Disaster. That’s how the American magazines described this album.
Released in 1985, the album never stood a chance.
It was fighting for our attention along with a lot of other things.
Like.
The trilogy of Mutt Lange albums were outselling everything else AC/DC put out during this period.
The Sunset Strip gave the charts and MTV a major shake up and sales followed.
The British had invaded the U.S again with Judas Priest, Iron Maiden, a solo Ozzy Osbourne and Def Leppard cementing themselves as arena acts.
The Germans also invaded via a hurricane called The Scorpions.
And finally an underground Speed Metal scene in San Francisco was slowly taking over the U.S.
But in Australia we remained true. Never wavering. And we made it triple platinum.
But let’s go back in time.
The success of “Back In Black” in 1980 showed the labels that their was an appetite for hard rock music. And the labels wanted more of the same.
So it’s no surprise that by 1985, most of the label rosters had a lot of “hard rockers” on the books. But these rockers wore everything that wasn’t denim and their hair kept hair dressers employed for decades.
Even acts from the 70’s started to participate in this new look so they could remain relevant. But AC/DC didn’t change. They stuck true to their denims and Angus still wore the schoolboy outfit.
And the critics found them irrelevant while they still sold out arenas.
Fly On The Wall
The music is infectious and the vocals indecipherable.
Sign me up.
Shake Your Foundations
It was the only song that got a pass back in the day.
How good is that intro and the Chorus is iconic?
Plus it got decent radio play in Australia.
First Blood
Musically, it’s typical of AC/DC.
Lyrically, Brian Johnson is indecipherable and hard to understand.
Danger
“Come Together” comes to mind when I hear this.
“Here come old flat top” is what my ears are expecting when the song begins.
It’s no surprise that the Young brothers are referencing Chuck Berry here as his fingerprints are all over the riffs the Young’s write.
Sink The Pink
The music clip comes to mind here.
Seeing the band playing in a pub/bar again and that pesky fly from the cover getting a hard on (via its nose going from limp to hard) when a women dressed in pink enters the pub.
But it’s the music that seals the deal and Brian Johnson sounds better in the video than the recording.
I like the musical reference to “For Those About To Rock” and The Who’s “Won’t Get Fooled Again”. So I was hooked.
“Sink the pink, it’s all the fashion”
It has so meaning meanings.
The Urban Dictionary tells us, sink the pink means to “have sexual intercourse with a virgin, and to pop her cherry”.
But the Urban Dictionary didn’t exist in 1985 and my young impressionable brain saw it as a song about drugs.

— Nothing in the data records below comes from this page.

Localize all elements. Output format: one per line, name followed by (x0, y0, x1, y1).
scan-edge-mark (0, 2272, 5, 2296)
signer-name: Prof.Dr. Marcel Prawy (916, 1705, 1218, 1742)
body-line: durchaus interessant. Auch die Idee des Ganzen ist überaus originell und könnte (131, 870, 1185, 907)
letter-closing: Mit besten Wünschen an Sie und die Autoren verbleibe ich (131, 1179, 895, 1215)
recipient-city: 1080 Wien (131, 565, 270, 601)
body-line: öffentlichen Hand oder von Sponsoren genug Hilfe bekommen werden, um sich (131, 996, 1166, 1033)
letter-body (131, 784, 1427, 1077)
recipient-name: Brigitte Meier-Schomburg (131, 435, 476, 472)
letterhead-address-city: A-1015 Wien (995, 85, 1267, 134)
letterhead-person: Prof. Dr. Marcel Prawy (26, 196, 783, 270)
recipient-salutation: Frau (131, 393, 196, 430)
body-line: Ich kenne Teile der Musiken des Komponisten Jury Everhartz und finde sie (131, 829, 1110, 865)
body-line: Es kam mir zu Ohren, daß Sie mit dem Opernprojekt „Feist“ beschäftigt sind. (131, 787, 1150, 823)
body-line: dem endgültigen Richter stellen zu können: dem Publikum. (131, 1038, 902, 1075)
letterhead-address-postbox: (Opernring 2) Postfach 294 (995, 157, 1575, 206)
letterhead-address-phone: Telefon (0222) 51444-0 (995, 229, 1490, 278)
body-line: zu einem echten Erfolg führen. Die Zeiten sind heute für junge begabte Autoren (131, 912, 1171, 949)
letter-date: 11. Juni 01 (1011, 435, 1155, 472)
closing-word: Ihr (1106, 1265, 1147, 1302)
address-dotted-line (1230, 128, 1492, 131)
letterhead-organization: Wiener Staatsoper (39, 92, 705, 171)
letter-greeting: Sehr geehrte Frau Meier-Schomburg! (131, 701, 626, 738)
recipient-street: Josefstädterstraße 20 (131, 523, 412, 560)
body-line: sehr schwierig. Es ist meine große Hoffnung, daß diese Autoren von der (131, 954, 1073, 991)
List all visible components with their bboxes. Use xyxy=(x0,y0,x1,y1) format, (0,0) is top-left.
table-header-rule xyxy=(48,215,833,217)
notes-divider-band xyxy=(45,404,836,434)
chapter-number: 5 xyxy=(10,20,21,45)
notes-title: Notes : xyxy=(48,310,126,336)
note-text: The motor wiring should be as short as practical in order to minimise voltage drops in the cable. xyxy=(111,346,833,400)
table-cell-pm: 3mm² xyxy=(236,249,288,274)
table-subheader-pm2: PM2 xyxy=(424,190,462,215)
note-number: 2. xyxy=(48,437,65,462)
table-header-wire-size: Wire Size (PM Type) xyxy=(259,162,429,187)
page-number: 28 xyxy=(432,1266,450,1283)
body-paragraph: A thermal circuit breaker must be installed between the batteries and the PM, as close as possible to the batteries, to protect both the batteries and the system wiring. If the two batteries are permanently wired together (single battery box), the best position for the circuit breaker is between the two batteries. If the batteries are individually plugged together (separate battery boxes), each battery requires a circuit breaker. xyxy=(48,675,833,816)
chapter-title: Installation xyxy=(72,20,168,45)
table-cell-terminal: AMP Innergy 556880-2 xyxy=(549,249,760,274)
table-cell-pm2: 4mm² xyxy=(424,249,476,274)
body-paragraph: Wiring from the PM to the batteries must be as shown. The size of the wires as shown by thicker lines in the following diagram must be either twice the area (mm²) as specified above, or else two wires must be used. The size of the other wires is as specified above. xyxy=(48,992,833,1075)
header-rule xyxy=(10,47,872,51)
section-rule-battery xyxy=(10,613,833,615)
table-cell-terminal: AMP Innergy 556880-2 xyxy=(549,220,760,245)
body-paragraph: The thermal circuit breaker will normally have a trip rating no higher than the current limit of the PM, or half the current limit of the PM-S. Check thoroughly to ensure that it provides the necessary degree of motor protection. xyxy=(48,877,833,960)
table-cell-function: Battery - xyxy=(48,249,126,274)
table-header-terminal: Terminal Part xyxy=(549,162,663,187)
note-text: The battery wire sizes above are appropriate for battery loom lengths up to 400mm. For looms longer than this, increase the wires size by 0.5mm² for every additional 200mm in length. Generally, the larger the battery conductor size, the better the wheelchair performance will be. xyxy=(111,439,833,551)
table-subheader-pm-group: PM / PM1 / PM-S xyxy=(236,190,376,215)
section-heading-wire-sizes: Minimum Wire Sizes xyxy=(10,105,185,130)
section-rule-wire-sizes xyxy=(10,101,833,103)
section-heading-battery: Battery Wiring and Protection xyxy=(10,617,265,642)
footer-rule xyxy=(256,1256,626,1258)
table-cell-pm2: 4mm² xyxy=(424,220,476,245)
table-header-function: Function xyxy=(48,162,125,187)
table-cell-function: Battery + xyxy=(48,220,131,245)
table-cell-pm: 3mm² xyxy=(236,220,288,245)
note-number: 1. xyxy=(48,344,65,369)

And thanks to the Internet, I believe it is.
Welcanol was known during the eighties as the South African Heroin (Pink Heroin). It could be obtained via a Doctor prescription and it came as a pink tablet.
So before OxyContin there was Pink Heroin.
“Drink the drink it’s old fashioned”
I’ll take an old fashioned drink any day.
Playing With Girls
I love the music and the groove here.
But I hate the title and the fact that Johnson is mixed low and indecipherable.
Definitely a missed opportunity here.
Stand Up
I like this song. It’s defiant and it rocks.
If you just listen to the Chorus you would think it’s about standing up and facing the world, but when you read the lines in context with the verses, well, it has a different meaning.
Hell Or High Water
A 4/4 groove and we are off.
But it’s pointless as Johnson is buried in the mix and the song is ruined.
Back In Business
A deep cut. It reminds me of ZZ Top and I like it.
Send For The Man
Musically it rocks but the buried Johnson chainsaw like vocals ruin it.
It’s not a perfect album, then again most of the albums released in 1985 are far from perfect. In other words, the era of more filler than killer was well and truly in motion.
But I would say, it’s an underrated album from a band that enjoys doing their thing without over obsessing about it.
The U.S tour had controversy. It all took place underneath the censorship discussions concerning rock music. Religious groups tried to ban certain shows while city officials wanted to rate each show and give the shows a movie style rating, which would then exclude fans from going. Fire officials would also get in on the act and limit or stop any pyrotechnics.
But the band went on.
In the vinyl album sleeve of the “Fly On The Wall” re-release from 2020, Angus sums up the tour like this;
“This tour’s a little like a series of wrestling matches with the loonies. But what’s the fun of life without an occasional tussle”.
Enough said.
Get to it folks. Crank it and start tussling.